30 minutes later Blalock's apartment was filled with desperate individuals fiending for their favorite "super-sized" soft-drinks. "I don't even know who most of these people are, or how they know where I live." said Blalock.
Though the new ban does not take effect until March, 2013, thousands have flocked to these seedy underground establishments throughout New York City. In Staten Island, Mark Jenson, 17, dumps two-liter bottles of Mountain Dew into his step dad's above-ground pool as dozens suck up the watered-down concoction through sawed-off PVC pipes and garden hoses. "There's probably only about four bottles of soda in there-- but that pool is like, 8,000 gallons"
The excessively large soda black market is already estimated to be a 900 billion dollar/year industry.
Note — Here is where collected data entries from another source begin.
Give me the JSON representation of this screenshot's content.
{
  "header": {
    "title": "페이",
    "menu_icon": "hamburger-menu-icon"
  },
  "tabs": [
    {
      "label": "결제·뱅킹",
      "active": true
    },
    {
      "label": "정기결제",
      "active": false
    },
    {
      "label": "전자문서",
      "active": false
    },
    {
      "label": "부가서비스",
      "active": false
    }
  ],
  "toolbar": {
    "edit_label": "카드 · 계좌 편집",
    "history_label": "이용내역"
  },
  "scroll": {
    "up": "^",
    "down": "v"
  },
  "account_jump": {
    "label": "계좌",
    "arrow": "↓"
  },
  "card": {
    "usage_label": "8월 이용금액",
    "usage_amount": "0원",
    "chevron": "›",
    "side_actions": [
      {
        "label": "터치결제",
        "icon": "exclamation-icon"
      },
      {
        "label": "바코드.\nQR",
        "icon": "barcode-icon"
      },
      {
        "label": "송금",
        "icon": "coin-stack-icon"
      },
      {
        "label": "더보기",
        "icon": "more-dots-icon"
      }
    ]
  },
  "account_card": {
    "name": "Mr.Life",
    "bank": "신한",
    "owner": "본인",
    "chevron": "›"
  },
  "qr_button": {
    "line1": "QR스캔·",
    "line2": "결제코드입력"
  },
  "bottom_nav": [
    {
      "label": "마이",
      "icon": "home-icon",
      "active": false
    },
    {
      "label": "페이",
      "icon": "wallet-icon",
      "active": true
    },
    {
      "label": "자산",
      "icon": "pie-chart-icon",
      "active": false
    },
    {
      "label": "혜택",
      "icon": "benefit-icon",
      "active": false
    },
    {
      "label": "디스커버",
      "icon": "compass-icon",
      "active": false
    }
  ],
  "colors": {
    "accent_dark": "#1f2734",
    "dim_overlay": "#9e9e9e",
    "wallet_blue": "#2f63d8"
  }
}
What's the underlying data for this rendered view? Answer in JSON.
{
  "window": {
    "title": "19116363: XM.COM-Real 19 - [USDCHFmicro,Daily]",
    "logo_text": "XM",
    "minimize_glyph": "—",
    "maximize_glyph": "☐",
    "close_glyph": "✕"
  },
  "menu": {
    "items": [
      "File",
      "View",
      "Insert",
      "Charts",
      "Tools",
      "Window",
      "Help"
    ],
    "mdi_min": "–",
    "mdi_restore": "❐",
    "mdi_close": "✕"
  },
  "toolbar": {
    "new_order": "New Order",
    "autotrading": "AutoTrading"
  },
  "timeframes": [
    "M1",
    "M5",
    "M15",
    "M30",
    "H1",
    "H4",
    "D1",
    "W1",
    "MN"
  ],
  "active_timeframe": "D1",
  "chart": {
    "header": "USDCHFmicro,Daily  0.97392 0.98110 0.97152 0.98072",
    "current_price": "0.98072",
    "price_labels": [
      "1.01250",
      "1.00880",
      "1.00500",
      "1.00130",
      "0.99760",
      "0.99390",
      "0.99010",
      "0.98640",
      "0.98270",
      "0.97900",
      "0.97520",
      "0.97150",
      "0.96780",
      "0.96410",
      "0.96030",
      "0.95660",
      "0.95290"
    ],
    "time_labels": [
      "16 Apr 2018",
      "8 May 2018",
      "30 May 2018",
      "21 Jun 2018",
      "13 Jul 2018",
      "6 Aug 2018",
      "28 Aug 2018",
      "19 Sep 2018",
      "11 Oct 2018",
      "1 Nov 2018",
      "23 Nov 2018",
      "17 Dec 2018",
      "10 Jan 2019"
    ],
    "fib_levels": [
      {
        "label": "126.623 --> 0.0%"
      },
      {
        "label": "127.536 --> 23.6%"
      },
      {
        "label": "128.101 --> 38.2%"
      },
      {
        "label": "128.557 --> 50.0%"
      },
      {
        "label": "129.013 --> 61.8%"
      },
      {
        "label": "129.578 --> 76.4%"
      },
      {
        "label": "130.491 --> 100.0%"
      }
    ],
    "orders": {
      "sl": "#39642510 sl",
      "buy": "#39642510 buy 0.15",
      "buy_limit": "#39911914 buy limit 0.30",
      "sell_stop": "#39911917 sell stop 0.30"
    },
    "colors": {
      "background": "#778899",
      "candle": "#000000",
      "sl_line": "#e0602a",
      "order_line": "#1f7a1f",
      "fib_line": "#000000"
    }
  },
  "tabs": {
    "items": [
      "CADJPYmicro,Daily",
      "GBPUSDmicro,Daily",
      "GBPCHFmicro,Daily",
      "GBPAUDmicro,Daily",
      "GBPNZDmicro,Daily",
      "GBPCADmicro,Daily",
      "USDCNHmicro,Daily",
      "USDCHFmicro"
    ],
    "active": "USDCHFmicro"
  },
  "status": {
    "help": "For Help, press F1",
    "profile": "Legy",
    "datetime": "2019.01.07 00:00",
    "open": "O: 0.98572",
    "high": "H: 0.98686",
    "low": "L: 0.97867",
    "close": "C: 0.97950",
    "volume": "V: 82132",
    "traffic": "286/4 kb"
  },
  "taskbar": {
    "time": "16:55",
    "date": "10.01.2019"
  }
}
When asked about the recent emergence in illegal soft-drink speakeasies across the city, Chief of Police Raymond Kelly said "Wait, what?"
"Don't tell my mom I'm doing this ok?" says Eric Jones, 18, Queens, as he blends Dr. Pepper, blood thinner, and formaldehyde is his bathtub, where, for $50 a pop, patrons are allowed to dunk their heads in for as long as they can before resurfacing for air.
The long-term social, cultural, and economic effects of this recent trend are still a matter of pure speculation. Back in Williamsburg, Blalocks apartment is filled with corn-syrup soaked individuals huddled over buckets of RC Cola, and Orange Fanta. When asked about his role in this emerging black market, Mr. Blalock, said "I just need to get these people out of here before my girlfriend gets home" adding that she'll probably be "seriously pissed off."